同ドキュメントによれば、この技術は日本品質保証機構へ移され、同機構が計量法に基づく校正事業者登録制度、いわゆるJCSSの認定を受けて校正サービスを始めています。製品評価技術基盤機構の認定センターは、JCSSが計量法トレーサビリティ制度の略称であり、そのうち校正事業者登録制度を同センターが運営していると記しています。校正証明書の付いた標準マイクロスケールは2007年12月から測長SEMに載って販売が始まり、2012年には年間200台以上の測長SEMへ届きました。同ドキュメントに載る2013年12月取材時点の数字です。
寸法そのものの校正サービスもあります。産総研の技術資料は、NMIJが2015年から線幅の校正サービスを始めたと記しています。対象は線幅、校正範囲は30ナノメートルから0.5マイクロメートル、校正値の拡張不確かさは包含係数2で13ナノメートル、使う装置は傾斜探針AFMです。同資料は、2020年度までに校正範囲を最小10ナノメートルまで広げる計画があり、10ナノメートルの線幅を校正するには現在の不確かさが大きすぎる点を課題に挙げています。
現場では何を選び、どこで代償を払うのか
Section titled “現場では何を選び、どこで代償を払うのか”参照計測を組むときの選択は3つあります。

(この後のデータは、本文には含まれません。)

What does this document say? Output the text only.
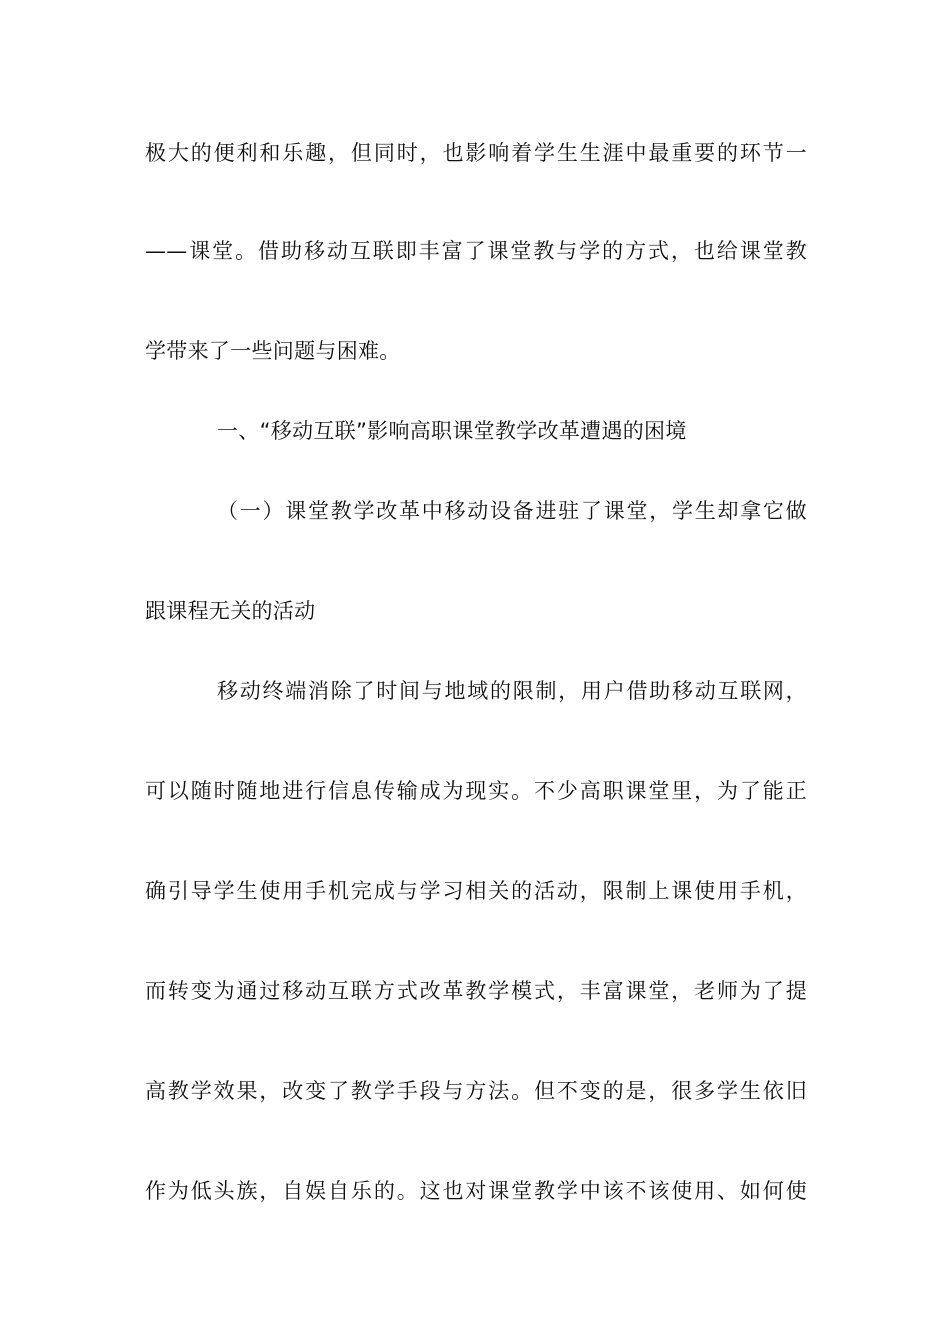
极大的便利和乐趣，但同时，也影响着学生生涯中最重要的环节一
——课堂。借助移动互联即丰富了课堂教与学的方式，也给课堂教
学带来了一些问题与困难。
一、“移动互联”影响高职课堂教学改革遭遇的困境
（一）课堂教学改革中移动设备进驻了课堂，学生却拿它做
跟课程无关的活动
移动终端消除了时间与地域的限制，用户借助移动互联网，
可以随时随地进行信息传输成为现实。不少高职课堂里，为了能正
确引导学生使用手机完成与学习相关的活动，限制上课使用手机，
而转变为通过移动互联方式改革教学模式，丰富课堂，老师为了提
高教学效果，改变了教学手段与方法。但不变的是，很多学生依旧
作为低头族，自娱自乐的。这也对课堂教学中该不该使用、如何使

1つ目は、何を参照の本体へ据えるかです。産総研の技術資料は、絶対寸法計測の点ではAFMが最も適しているとし、理由として三次元で高分解能であることと、実体観察法であり、長さの国家標準まで校正の鎖をたどりやすいことを挙げています。代わりに、AFMは探針が試料表面へ垂直に近づく原理上、開き角を持つ先端が垂直な側壁の手前で止まり、測定結果へ探針形状が混じります。同資料は、破壊計測ではあるもののTEMを使えば非常に小さな不確かさで線幅計測へ届くとし、AFMと相補的に使う道を示しています。実際、NMIJが使う線幅標準試料は、走査透過電子顕微鏡でシリコンの原子間隔を数える手法により、1ナノメートル以下の拡張不確かさで校正されたものです。非破壊を取れば探針の形が値へ混じり、確からしさを取れば試料を壊します。

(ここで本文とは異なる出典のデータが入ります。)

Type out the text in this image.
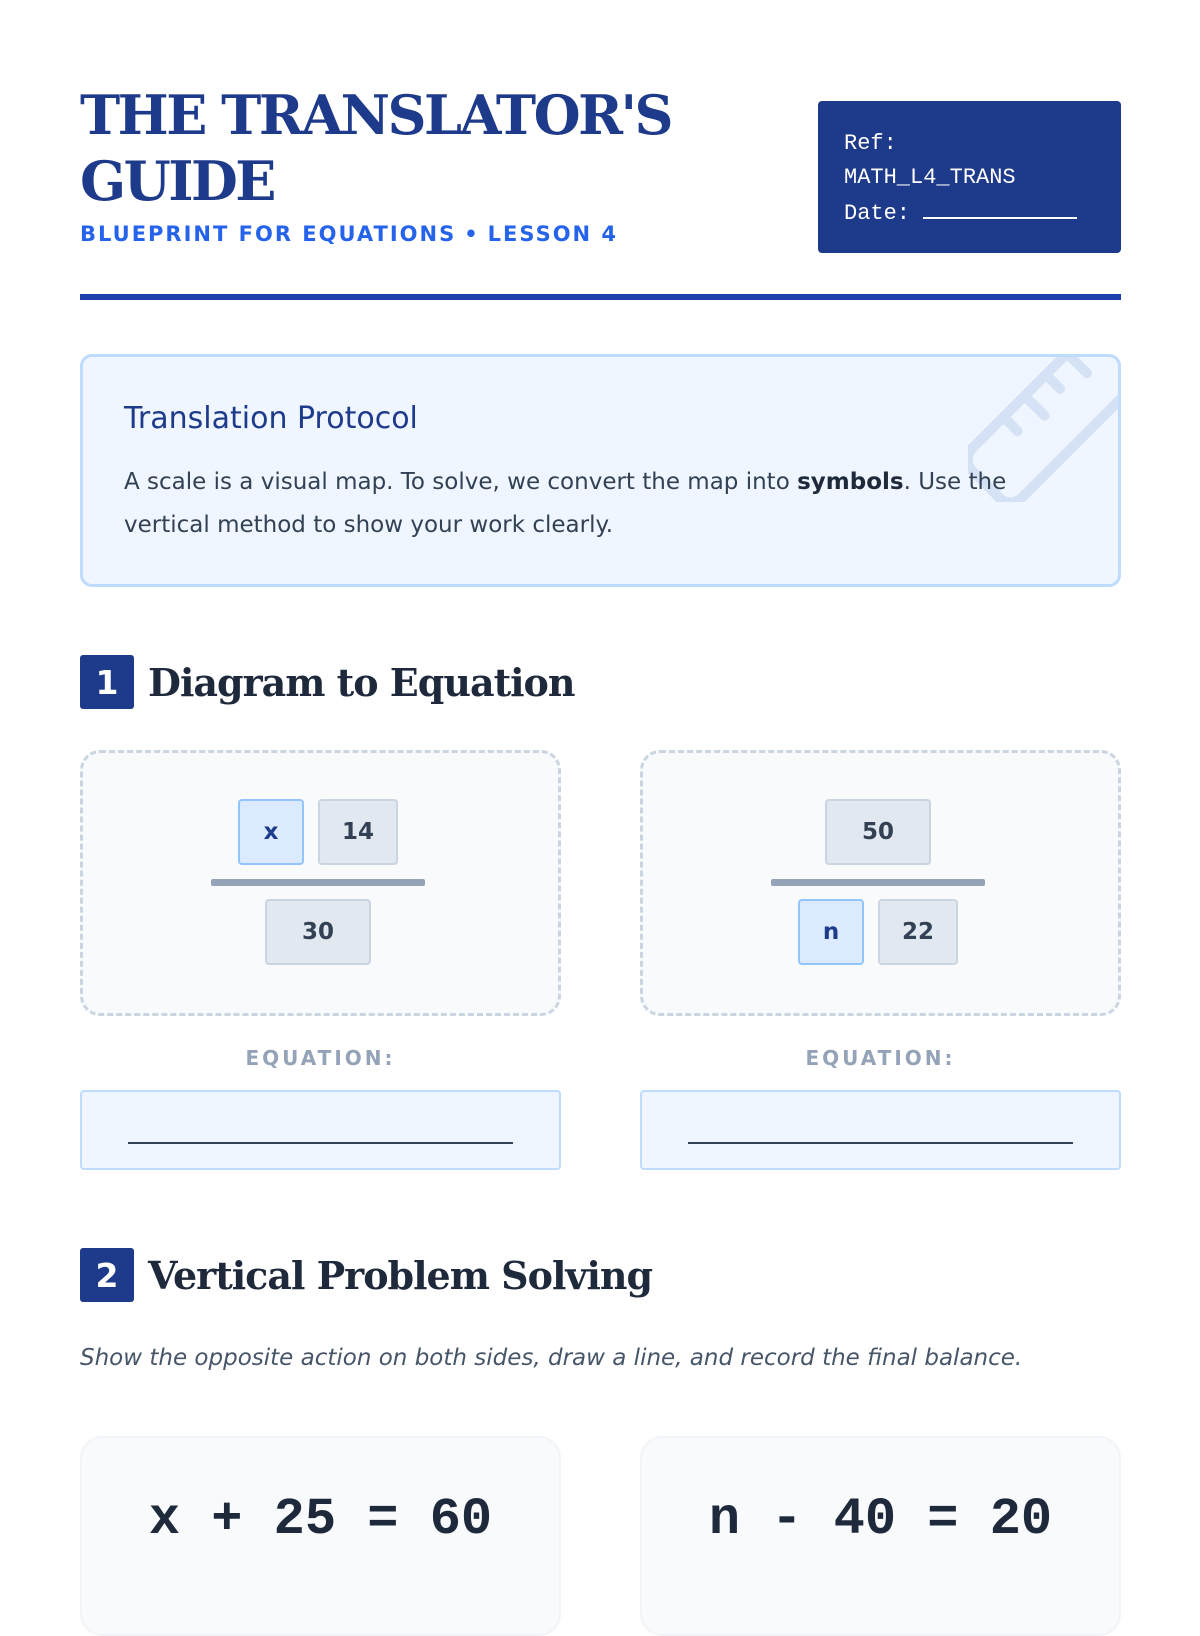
THE TRANSLATOR'S
GUIDE
BLUEPRINT FOR EQUATIONS • LESSON 4
Ref:
MATH_L4_TRANS
Date:
Translation Protocol

A scale is a visual map. To solve, we convert the map into symbols. Use the vertical method to show your work clearly.

1 Diagram to Equation
x	14
30
50
n	22
EQUATION:	EQUATION:
2 Vertical Problem Solving

Show the opposite action on both sides, draw a line, and record the final balance.

x + 25 = 60	n - 40 = 20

2つ目は、標準試料をどこから持ってくるかです。ITRS 2007年版のメトロロジの章の和訳は、最適な標準試料は生産プロセスから出てくる製品だとしています。同章はその理由として、標準試料には計測の正確さを揺らしうる微妙で重要なプロセスばらつきが含まれる点を挙げています。市販の一次標準試料に頼れば供給は安定する一方、同章は、そうした標準が使う側の生産プロセスから離れた部分が多く、必要なプロセスばらつきを欠くため、適用範囲が限られることが多いと述べています。自前のウェーハを使えば代表性は上がる一方、値付けの手間が参照側の枠を食います。
3つ目は、どこへ据えるかです。同章は、RMSを工場のクリーンな環境の中へ構える必要があるとしています。半導体プロセスの性質上、そこで測ったウェーハをプロセスストリームへ復帰させられるようにするためです。工場の中へ構えれば装置間の差を昼夜にわたって追える一方、同章は、要求される性能と信頼性のためにRMSが工場の他の装置よりも著しく高度の注意と精査とテストを必要とすると付け加えています。外部の校正事業者へ出せば手間は軽くなる一方、往復のあいだウェーハは工程から離れます。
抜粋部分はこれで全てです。